ADS-L Digest - 19 Jun 2008 to 20 Jun 2008 (#2008-173)

Josh Macfelder josh.a.macfelder at GMAIL.COM
Sat Jun 21 04:21:03 UTC 2008

On Fri, 20 Jun 2008 09:05:34 -0400 "Joel S. Berson" <Berson at ATT.NET> wrote:

James Harbeck's inclusion of spinning wheels in his placement of the days is
incorrect. Spinning wheels were certainly used later than the 17th century.
And they were an important element in British land war of the other
continent, namely the Revolutionary war: the colonials, in their efforts to
boycott imports from Britain, endeavored to spin more.

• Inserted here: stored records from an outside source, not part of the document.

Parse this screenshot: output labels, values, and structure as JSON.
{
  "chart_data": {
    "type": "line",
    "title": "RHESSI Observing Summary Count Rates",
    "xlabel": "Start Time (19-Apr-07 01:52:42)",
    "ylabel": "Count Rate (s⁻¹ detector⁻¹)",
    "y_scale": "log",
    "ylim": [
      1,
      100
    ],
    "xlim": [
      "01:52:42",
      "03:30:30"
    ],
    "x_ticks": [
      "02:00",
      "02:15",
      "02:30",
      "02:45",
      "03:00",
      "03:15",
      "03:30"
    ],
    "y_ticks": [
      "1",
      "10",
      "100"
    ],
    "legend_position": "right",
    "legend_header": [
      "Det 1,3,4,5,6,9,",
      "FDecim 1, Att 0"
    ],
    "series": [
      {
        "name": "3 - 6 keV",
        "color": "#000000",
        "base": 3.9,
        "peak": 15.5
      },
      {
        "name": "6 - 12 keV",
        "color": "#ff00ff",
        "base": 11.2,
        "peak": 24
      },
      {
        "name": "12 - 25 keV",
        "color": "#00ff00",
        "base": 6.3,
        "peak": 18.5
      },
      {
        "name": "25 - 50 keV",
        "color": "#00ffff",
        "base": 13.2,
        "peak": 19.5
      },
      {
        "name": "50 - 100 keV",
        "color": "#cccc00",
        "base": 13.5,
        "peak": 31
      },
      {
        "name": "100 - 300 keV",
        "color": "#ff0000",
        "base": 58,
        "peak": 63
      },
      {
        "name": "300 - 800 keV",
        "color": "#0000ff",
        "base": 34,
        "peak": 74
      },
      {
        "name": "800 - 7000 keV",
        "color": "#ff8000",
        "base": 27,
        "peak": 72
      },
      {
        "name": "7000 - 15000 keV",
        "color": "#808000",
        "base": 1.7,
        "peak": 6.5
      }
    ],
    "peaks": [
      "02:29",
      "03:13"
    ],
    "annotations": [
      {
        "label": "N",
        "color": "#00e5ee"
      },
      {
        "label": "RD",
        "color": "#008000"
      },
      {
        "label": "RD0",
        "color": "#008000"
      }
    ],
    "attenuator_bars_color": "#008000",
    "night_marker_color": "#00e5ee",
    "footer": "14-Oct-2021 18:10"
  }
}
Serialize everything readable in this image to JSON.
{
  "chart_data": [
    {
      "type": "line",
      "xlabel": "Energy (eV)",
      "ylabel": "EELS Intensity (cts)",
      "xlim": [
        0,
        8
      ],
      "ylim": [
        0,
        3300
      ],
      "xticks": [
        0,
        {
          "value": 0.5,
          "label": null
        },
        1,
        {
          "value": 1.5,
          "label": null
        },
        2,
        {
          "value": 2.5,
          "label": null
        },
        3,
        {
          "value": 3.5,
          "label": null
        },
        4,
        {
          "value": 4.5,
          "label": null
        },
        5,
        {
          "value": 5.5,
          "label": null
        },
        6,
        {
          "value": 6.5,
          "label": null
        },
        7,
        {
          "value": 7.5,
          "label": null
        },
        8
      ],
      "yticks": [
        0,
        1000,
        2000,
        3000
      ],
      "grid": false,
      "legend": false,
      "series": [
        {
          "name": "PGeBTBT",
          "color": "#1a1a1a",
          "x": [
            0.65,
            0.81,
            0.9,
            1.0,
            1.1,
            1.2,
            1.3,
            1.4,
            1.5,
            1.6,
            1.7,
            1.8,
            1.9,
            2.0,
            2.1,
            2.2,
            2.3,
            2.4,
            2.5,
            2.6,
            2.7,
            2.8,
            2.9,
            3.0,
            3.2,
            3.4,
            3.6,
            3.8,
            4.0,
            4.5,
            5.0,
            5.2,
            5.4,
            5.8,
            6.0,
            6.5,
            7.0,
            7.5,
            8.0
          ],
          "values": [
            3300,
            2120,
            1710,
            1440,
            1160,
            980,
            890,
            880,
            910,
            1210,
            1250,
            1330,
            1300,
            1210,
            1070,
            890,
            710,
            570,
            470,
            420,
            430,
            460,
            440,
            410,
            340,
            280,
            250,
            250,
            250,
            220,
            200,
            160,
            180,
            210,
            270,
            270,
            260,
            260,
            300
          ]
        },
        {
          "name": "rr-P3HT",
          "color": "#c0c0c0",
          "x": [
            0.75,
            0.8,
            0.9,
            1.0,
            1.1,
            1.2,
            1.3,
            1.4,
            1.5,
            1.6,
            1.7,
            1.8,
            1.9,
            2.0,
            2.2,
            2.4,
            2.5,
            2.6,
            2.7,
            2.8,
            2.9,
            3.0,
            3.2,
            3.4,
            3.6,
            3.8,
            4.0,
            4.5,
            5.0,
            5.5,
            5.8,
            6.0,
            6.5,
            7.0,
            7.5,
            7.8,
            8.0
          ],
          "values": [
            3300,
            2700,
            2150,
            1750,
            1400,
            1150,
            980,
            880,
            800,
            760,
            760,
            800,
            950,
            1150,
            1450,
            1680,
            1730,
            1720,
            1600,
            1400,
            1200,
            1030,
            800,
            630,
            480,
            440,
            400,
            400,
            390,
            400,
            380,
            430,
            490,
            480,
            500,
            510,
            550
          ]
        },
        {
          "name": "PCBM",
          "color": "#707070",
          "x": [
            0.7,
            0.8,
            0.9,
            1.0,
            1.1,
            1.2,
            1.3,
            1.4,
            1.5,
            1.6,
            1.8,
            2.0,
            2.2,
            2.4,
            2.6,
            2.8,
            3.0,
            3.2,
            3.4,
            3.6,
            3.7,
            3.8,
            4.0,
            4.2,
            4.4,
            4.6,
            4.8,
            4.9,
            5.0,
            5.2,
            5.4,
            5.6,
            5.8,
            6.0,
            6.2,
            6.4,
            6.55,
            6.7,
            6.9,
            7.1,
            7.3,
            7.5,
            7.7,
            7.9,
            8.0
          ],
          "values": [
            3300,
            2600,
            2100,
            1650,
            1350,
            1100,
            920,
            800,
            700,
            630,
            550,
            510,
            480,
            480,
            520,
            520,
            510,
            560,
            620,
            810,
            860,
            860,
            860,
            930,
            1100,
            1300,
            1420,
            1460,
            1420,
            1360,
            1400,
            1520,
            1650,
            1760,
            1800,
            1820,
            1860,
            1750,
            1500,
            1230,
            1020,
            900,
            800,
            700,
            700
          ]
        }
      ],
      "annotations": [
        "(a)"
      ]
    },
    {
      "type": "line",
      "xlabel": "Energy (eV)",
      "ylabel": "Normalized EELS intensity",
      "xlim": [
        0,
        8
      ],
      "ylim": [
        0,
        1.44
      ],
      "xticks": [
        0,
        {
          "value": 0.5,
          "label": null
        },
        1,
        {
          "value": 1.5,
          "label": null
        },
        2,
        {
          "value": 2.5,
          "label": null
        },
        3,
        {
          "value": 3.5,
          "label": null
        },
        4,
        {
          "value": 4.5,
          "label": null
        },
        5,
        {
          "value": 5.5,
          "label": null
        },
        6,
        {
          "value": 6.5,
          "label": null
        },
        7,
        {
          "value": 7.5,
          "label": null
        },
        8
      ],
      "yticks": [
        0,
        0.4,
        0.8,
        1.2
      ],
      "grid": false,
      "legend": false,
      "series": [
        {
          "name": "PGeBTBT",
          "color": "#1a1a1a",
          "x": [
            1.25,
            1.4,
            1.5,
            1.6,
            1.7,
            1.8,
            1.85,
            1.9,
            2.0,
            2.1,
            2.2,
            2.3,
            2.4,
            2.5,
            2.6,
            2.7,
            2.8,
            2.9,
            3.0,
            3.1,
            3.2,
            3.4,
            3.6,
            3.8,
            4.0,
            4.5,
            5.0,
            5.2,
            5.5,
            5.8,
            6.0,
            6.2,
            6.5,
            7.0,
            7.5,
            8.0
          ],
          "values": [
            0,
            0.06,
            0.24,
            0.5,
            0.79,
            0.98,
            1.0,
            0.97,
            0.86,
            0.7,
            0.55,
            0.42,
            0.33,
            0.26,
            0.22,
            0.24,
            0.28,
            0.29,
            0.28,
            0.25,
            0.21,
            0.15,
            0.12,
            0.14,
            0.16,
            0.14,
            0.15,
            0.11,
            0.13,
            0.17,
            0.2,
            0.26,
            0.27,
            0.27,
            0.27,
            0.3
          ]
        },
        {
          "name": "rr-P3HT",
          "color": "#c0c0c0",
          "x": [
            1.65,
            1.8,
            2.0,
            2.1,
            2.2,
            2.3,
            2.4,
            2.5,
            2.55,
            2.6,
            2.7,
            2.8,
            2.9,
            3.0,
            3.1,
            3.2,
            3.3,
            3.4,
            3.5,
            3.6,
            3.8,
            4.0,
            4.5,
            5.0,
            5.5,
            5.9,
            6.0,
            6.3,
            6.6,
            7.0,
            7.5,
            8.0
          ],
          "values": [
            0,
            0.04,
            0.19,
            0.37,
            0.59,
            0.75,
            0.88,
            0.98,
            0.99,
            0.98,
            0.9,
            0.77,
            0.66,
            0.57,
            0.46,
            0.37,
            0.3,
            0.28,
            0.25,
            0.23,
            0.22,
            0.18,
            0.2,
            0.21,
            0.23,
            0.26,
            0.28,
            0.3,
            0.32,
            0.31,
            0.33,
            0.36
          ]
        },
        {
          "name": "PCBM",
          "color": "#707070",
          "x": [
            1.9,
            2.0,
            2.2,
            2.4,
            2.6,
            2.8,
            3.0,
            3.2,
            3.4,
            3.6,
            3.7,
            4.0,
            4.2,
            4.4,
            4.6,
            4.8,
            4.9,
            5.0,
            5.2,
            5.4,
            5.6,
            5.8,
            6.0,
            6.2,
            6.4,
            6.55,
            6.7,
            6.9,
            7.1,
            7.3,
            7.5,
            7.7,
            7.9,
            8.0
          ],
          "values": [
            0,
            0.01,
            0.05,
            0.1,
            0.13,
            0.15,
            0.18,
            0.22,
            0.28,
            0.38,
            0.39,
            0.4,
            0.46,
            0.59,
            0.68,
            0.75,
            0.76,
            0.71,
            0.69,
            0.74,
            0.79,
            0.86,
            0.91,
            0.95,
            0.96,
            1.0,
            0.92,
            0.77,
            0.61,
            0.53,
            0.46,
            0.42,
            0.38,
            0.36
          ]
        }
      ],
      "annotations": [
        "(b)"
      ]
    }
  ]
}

Thanks for pointing that out.

"Joel S. Berson" <Berson at ATT.NET> wrote:

Which leads me to wonder (rhymes with yonder): Josh Macfelder seems to have
assumed the song relates to a war on the continent. Why not overseas? Or why
not a civil war in England?

I have assumed that since the song reads, in one place:

But now my love has gone to France,
To try his fortune to advance;
If he e'er comes back, 'tis but a chance,
Is go dte tu mo mhuirnin slan

Therefore, to me it's obvious the war was on the Continent,
not on the British Isles nor in the Americas. My bad, I should
have included the complete lyrics I was referring to.